While not for everyone, traveling for a couple of weeks after rehab can give the recovering individual some space and an opportunity to get a better perspective of their recovery. It’s important to pick destinations where the individual may not be able to access drugs or alcohol easily. Instead of party destinations, nature hikes or trips to less populated places may be prioritized.

2.) Reevaluate home and work lives

Though not universally true, a person’s personal and professional lives are highly likely to be contributors to mental health problems, including SUD. If one’s home and workplace situation gives a lot of stress and anxiety, the odds of relapse tend to increase.

Thus it’s important to see if there are any changes that could be made in one’s daily routines that could maximize recovery success. Recovering individuals can work with family and friends as well as with work colleagues so that more suitable work and home arrangements could be made.

3.) Move out or change jobs if necessary

Unfortunately, recovery can be impossible for some people if they stay in the same house or stick with the same job. While it might be a difficult decision, sometimes the only thing one can do to truly recover is to leave their old neighborhood or find some other means to earn an income.

4.) Attend regular therapy sessions

Most legitimate residential and outpatient rehab programs will stress the importance of regularly attending aftercare therapy sessions. As with treatment sessions in rehab, keeping to one’s aftercare treatment schedule can keep individuals grounded, allowing them to better focus on achieving a sustainable recovery.

5.) Take care of mental health

Though all people need to take care of their mental health, individuals recovering from SUD are especially vulnerable, given that stress can easily lead them to fall off the wagon.

Dealing with stress productively can be done in a number of different ways. Whether it’s one-on-one sessions with a psychotherapist, learning a musical instrument, aerobics, or yoga, recovering individuals should try different things. that help them maintain their mental hygiene through this phase of recovery.

6.) Watch out for triggers and relapses

Substance use triggers are different for everyone and they might not even be obvious to those that have them. With time, regular therapy, and periodic reevaluation, individuals that have completed rehab can be better in tune with their cravings and emotions, helping them avoid relapse more easily.

7.) Learn more about the science behind SUD

It’s important for people who have completed rehab to keep themselves informed and updated on various developments in how SUD and other mental illnesses are understood and treated.

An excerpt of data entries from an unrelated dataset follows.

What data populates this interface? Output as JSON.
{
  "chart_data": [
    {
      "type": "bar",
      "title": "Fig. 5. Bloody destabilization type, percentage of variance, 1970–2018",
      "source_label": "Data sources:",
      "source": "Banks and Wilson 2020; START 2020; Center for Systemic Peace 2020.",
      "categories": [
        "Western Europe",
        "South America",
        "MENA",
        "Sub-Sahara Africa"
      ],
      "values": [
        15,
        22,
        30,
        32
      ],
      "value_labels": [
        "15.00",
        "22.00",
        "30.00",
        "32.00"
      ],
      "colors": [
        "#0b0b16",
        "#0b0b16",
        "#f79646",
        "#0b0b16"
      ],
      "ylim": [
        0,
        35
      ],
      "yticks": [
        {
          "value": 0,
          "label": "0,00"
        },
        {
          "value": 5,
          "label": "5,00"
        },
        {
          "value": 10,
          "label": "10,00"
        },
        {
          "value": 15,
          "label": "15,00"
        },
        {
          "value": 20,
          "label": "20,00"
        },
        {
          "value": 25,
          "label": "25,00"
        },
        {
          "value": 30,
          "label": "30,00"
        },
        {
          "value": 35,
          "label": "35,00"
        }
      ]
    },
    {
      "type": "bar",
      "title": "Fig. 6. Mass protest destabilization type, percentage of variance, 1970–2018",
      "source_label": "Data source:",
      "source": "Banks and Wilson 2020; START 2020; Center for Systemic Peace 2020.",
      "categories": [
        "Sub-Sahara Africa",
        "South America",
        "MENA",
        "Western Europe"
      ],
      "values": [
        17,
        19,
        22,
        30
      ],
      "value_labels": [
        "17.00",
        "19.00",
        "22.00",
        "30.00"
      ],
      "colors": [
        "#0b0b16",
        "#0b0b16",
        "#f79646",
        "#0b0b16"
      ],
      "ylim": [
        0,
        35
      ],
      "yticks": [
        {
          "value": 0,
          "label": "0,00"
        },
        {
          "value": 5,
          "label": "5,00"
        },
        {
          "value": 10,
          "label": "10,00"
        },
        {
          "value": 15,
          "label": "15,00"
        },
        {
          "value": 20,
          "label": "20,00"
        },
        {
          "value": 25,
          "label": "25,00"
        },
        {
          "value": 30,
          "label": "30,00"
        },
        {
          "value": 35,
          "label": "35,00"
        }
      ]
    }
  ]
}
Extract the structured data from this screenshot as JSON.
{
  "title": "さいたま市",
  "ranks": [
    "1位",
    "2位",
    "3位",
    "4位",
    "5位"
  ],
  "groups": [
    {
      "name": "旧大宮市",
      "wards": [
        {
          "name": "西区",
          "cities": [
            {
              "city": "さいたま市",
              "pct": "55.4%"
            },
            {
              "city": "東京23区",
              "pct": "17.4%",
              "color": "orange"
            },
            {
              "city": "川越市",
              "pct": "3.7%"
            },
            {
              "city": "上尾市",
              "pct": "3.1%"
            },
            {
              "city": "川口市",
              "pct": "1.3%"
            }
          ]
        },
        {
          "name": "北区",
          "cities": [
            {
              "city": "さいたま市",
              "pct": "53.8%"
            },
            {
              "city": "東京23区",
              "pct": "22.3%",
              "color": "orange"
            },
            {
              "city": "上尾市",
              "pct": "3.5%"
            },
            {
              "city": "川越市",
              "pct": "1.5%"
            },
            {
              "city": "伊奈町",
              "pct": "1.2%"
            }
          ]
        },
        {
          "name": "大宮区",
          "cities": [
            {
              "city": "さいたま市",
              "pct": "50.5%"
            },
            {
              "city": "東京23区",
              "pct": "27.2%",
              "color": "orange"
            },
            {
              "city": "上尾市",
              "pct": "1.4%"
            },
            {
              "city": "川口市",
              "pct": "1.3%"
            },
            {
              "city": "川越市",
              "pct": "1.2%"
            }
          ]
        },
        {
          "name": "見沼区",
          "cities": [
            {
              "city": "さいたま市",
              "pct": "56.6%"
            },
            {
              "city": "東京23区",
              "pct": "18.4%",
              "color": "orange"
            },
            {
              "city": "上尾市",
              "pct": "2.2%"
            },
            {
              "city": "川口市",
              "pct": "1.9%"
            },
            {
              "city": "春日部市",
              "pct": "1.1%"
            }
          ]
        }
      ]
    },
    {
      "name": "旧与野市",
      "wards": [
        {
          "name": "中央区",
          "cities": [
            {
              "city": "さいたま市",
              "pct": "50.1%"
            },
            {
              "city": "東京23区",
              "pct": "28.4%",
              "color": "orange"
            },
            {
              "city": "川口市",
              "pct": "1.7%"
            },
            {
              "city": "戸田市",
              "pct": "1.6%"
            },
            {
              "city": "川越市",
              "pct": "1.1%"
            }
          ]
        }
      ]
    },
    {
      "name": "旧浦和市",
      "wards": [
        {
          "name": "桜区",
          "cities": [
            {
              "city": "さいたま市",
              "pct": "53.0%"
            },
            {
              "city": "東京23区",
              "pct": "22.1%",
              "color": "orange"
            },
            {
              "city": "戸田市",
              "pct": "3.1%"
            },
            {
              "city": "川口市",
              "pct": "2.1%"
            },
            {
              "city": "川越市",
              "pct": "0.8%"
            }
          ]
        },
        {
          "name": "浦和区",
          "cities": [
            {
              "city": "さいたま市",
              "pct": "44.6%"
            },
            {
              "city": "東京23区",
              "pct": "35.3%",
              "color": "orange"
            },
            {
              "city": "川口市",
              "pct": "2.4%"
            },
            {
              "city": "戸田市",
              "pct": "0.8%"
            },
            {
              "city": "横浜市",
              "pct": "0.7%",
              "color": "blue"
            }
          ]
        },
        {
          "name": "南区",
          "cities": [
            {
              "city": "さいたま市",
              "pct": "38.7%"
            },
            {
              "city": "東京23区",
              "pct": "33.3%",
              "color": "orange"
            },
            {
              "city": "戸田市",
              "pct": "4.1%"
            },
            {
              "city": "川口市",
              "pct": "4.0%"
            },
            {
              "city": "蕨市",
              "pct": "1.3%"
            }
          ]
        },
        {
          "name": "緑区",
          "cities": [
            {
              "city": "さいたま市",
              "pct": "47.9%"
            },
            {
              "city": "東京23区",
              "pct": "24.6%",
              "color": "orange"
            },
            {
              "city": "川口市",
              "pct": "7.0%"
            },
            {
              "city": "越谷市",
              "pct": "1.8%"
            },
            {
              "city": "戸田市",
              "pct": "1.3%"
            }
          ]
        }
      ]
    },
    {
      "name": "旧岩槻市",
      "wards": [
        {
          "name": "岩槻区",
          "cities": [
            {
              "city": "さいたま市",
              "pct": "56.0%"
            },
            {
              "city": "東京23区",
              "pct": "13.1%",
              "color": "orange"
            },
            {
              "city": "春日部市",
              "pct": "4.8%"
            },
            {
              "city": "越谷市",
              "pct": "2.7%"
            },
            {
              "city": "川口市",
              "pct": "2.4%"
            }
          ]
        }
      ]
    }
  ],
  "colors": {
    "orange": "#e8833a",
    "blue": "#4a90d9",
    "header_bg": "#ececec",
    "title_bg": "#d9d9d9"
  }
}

Keeping up-to-date could provide one with insights into previously confusing personal experiences and give them ideas on how to better thrive in post-rehab life. It may also open the door for recovering individuals to learn about promising therapy approaches that better suit their recovery.

8.) Consider letting go of friends and family who are bad influences

Unfortunately, loved ones can all too often be the biggest barrier to recovery. When this happens, the recovering individual will have to decide whether it’s better to just love these people from afar.

However, there must be at least an attempt to save important relationships. Sometimes all that’s needed is to communicate one’s concerns to the other person. When possible, counseling sessions with the loved one can be key to maintaining both one’s recovery and the relationship.

9.) Pay it forward

Not only does helping others feel good, but it can also help people who have completed rehab have a frame of reference for their own journey. Just seeing how far one has come can be a great motivator for staying clean.

Many recovering individuals find the world outside rehab a daunting place. But whether they choose to move to a transitional home or begin healing on their own terms, it’s important to know that, given time, recovery is always achievable. Good luck, and be well!